Romantic music is a term describing a style of Western classical music that began in the early 19th century; "romantic" is an adjective often used to describe music related to romance and love.
Romantic music as a movement evolved from the formats, genres and musical ideas established in earlier periods, such as the classical period, and went further in the name of expression and syncretism of different art-forms with music. Romanticism does not necessarily refer to romantic love, though that theme was prevalent in many works composed during this time period, both in literature, painting, or music. Romanticism followed a path that led to the expansion of formal structures for a composition set down or at least created in their general outlines in earlier periods, and the end-result is that the pieces are "understood" to be more passionate and expressive, both by 19th century and today's audiences. Because of the expansion of form (those elements pertaining to form, key, instrumentation and the like) within a typical composition, and the growing idiosyncrasies and expressiveness of the new composers from the new century, it thus became easier to identify an artist based on his work or style.
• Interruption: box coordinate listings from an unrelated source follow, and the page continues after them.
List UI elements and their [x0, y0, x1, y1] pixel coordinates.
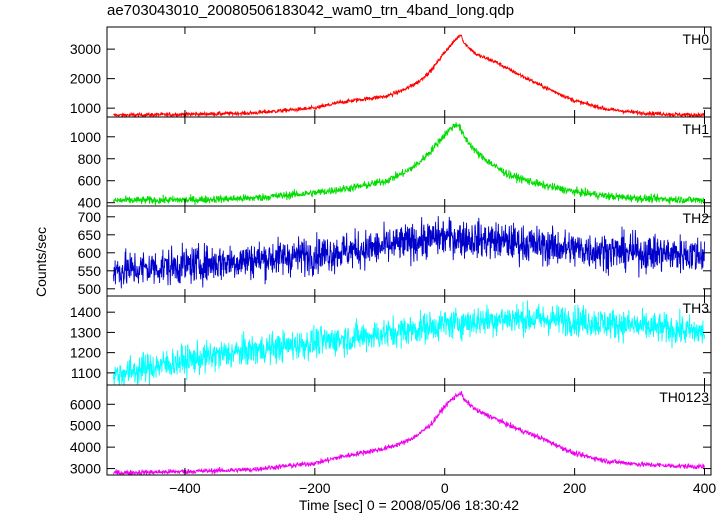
y-tick-label: 700: [78, 209, 102, 225]
x-tick-label: 0: [441, 480, 449, 496]
y-tick-label: 1000: [70, 129, 101, 145]
x-tick-label: −200: [299, 480, 331, 496]
y-tick-label: 2000: [70, 71, 101, 87]
series-line-th2: [113, 216, 705, 289]
y-tick-label: 1200: [70, 345, 101, 361]
y-tick-label: 400: [78, 195, 102, 211]
panel-label-th0123: TH0123: [659, 389, 709, 405]
y-tick-label: 600: [78, 245, 102, 261]
series-line-th3: [113, 300, 705, 385]
panel-label-th0: TH0: [683, 31, 710, 47]
y-tick-label: 5000: [70, 418, 101, 434]
series-line-th0123: [113, 391, 705, 475]
panel-th0123: 3000 4000 5000 6000 TH0123: [70, 384, 712, 477]
panel-frame-th0123: [106, 384, 712, 476]
x-tick-label: 200: [563, 480, 587, 496]
series-line-th0: [113, 34, 705, 117]
panel-frame-th0: [106, 26, 712, 118]
panel-th1: 400 600 800 1000 TH1: [70, 116, 712, 211]
panel-frame-th1: [106, 116, 712, 207]
y-tick-label: 1100: [71, 365, 101, 381]
y-tick-label: 1300: [70, 324, 101, 340]
panel-th2: 500 550 600 650 700 TH2: [78, 205, 712, 297]
x-axis-label: Time [sec] 0 = 2008/05/06 18:30:42: [299, 497, 519, 513]
x-tick-label: −400: [169, 480, 201, 496]
y-tick-label: 500: [78, 281, 102, 297]
panel-label-th2: TH2: [683, 210, 710, 226]
y-tick-label: 3000: [70, 461, 101, 477]
panel-th3: 1100 1200 1300 1400 TH3: [70, 295, 712, 386]
y-tick-label: 1400: [70, 304, 101, 320]
y-tick-label: 600: [78, 173, 102, 189]
x-tick-label: 400: [693, 480, 717, 496]
series-line-th1: [113, 122, 705, 206]
panel-label-th1: TH1: [683, 121, 710, 137]
y-tick-label: 1000: [70, 100, 101, 116]
y-axis-label: Counts/sec: [33, 227, 49, 297]
y-tick-label: 4000: [70, 439, 101, 455]
panel-label-th3: TH3: [683, 300, 710, 316]
chart-title: ae703043010_20080506183042_wam0_trn_4ban…: [107, 2, 515, 19]
y-tick-label: 6000: [70, 396, 101, 412]
y-tick-label: 3000: [70, 41, 101, 57]
y-tick-label: 550: [78, 263, 102, 279]
y-tick-label: 650: [78, 227, 102, 243]
y-tick-label: 800: [78, 151, 102, 167]
panel-th0: 1000 2000 3000 TH0: [70, 26, 712, 118]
Romantic music attempted to increase emotional expression and power to describe deeper truths or human feelings, while preserving but in many cases extending the formal structures from the classical period, in others, creating new forms that were deemed better suited to the new subject matter. The subject matter in the new music was now not only purely abstract, but also frequently drawn from other art-form sources such as literature, or history (historical figures) or nature itself.